HF Group set to put up Sh5bn apartments on Thika highway

Money Markets
Mr James Karanja, the executive director of HFDI. PHOTO | FILE
Mr James Karanja, the executive director of HFDI. PHOTO | FILE 
By KIARIE NJOROGE, gnjoroge@ke.nationmedia.com
In Summary
  • The two-bedroom units will be priced from Sh6.5 million while the three bedroom units will start from Sh7.5 million.
HF Group has embarked on a Sh5 billion project to put up 1,520 two and three-bedroom apartments along Thika Road as the mortgage company ramps up its development portfolio.
The apartments will be built in a joint venture with Clay Works Ltd that owns the land.
The project will sit on 24.5 acres and will be in three phases. Phase one will be set on 8.6 acres, phase two on 10.5 acres and phase three on 5.4 acres.

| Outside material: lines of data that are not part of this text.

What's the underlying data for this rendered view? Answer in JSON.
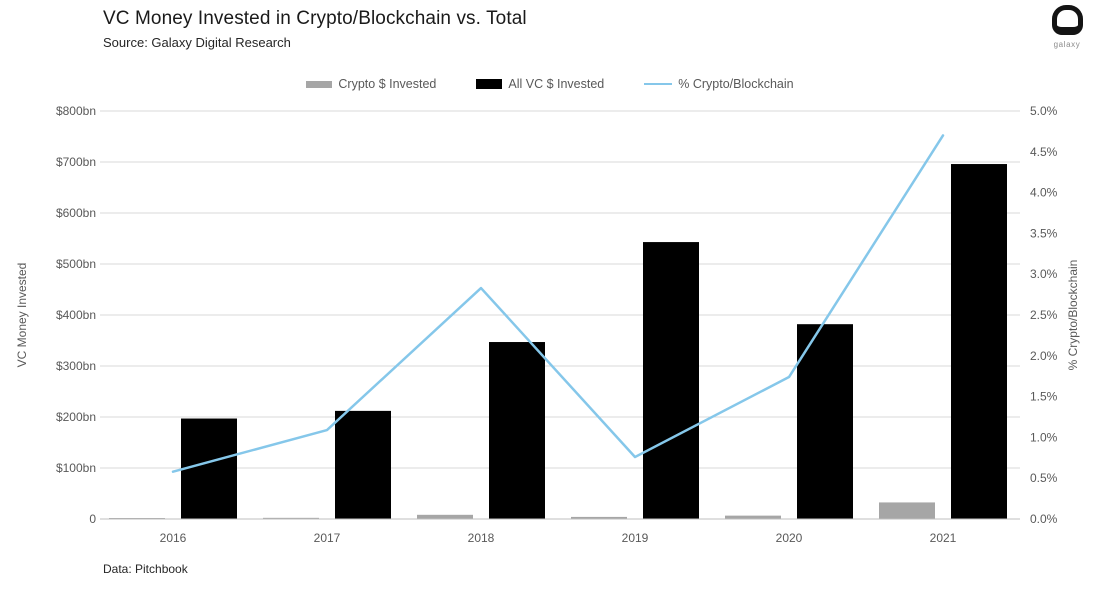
{
  "header": {
    "title": "VC Money Invested in Crypto/Blockchain vs. Total",
    "subtitle": "Source: Galaxy Digital Research"
  },
  "logo": {
    "label": "galaxy"
  },
  "legend": {
    "items": [
      {
        "key": "crypto-usd-invested",
        "label": "Crypto $ Invested",
        "type": "bar",
        "color": "#a6a6a6"
      },
      {
        "key": "all-vc-usd-invested",
        "label": "All VC $ Invested",
        "type": "bar",
        "color": "#000000"
      },
      {
        "key": "pct-crypto-blockchain",
        "label": "% Crypto/Blockchain",
        "type": "line",
        "color": "#85c7ea"
      }
    ]
  },
  "chart_data": {
    "type": "combo",
    "title": "VC Money Invested in Crypto/Blockchain vs. Total",
    "categories": [
      "2016",
      "2017",
      "2018",
      "2019",
      "2020",
      "2021"
    ],
    "series": [
      {
        "name": "Crypto $ Invested",
        "type": "bar",
        "axis": "left",
        "color": "#a6a6a6",
        "values": [
          1.1,
          2.3,
          8.2,
          4.1,
          6.6,
          32.5
        ]
      },
      {
        "name": "All VC $ Invested",
        "type": "bar",
        "axis": "left",
        "color": "#000000",
        "values": [
          197,
          212,
          347,
          543,
          382,
          696
        ]
      },
      {
        "name": "% Crypto/Blockchain",
        "type": "line",
        "axis": "right",
        "color": "#85c7ea",
        "values": [
          0.58,
          1.09,
          2.83,
          0.76,
          1.74,
          4.7
        ]
      }
    ],
    "left_axis": {
      "label": "VC Money Invested",
      "min": 0,
      "max": 800,
      "step": 100,
      "unit": "$bn",
      "ticks": [
        "$800bn",
        "$700bn",
        "$600bn",
        "$500bn",
        "$400bn",
        "$300bn",
        "$200bn",
        "$100bn",
        "0"
      ]
    },
    "right_axis": {
      "label": "% Crypto/Blockchain",
      "min": 0,
      "max": 5,
      "step": 0.5,
      "unit": "%",
      "ticks": [
        "5.0%",
        "4.5%",
        "4.0%",
        "3.5%",
        "3.0%",
        "2.5%",
        "2.0%",
        "1.5%",
        "1.0%",
        "0.5%",
        "0.0%"
      ]
    },
    "grid": true,
    "legend_position": "top"
  },
  "footer": {
    "note": "Data: Pitchbook"
  },
  "colors": {
    "background": "#ffffff",
    "grid": "#d9d9d9",
    "axis_line": "#bfbfbf",
    "tick_text": "#595959",
    "axis_title_text": "#595959",
    "legend_text": "#595959",
    "title_text": "#1a1a1a",
    "subtitle_text": "#262626",
    "footer_text": "#262626",
    "logo_text": "#8c8c8c",
    "line_accent": "#85c7ea",
    "bar_gray": "#a6a6a6",
    "bar_black": "#000000"
  }
}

James Karanja, the executive director of HFDI, the property development and investment subsidiary of HF Group, said two-bedroom units will be priced from Sh6.5 million while the three bedroom units will start from Sh7.5 million.
“The first phase will see the construction of 560 units, the second phase 480 units and the third phase 480,” Mr Karanja said.
Phase one is expected to be complete by the end of 2019, adding to the growing variety of apartments around Nairobi. The houses on the busy Thika Superhighway target the growing middle class market and other investors who may want to let out the units.
The Nairobi Securities Exchange (NSE) listed firm has been pursuing the joint venture model where it partners with land owners and provides financing to develop residential and commercial buildings.
The model seeks to mitigate the high cost of land in the city with the land owner contributing land for a stake.
Real estate developers have been enjoying double-digit returns from the sale of houses and serviced land parcels in major towns.
In 2012, HF revived its housing development arm, then named Kenya Building Society — which developed phases of Buru Buru and Komarock estates — to develop homes for the fast-growing middle class, diversify its operations and take advantage of generous returns in real estate development.
The Clay Works development was initially announced in February together with another project involving parcelling of 183-acre serviced plots in Ruiru.
Other HFDI projects include Komarock 5A and Komarock 5B (maisonettes), Komarock Heights (apartments), Richland (apartments) along Kamiti Road, Precious Gardens (apartments) in Riruta and K Mall.
The real estate projects are part of HF Group’s strategy to grow and diversify its business, which has previously relied on financing purchase and construction of houses and commercial buildings.
The Clay Works project will have extra amenities to help it compete with similar ventures around the city.

“The project as a whole will offer a serene neighbourhood with lots of park-like greenery, secure play grounds for children, ample parking and lifts that will give the residence a homely feel,” Mr Karanja said.
A shopping centre and a kindergarten will also be built during the last phase of the project.
Developers are putting up more apartments in Nairobi and its satellite towns as the high cost of land makes it less viable to build stand-alone units targeting the middle class.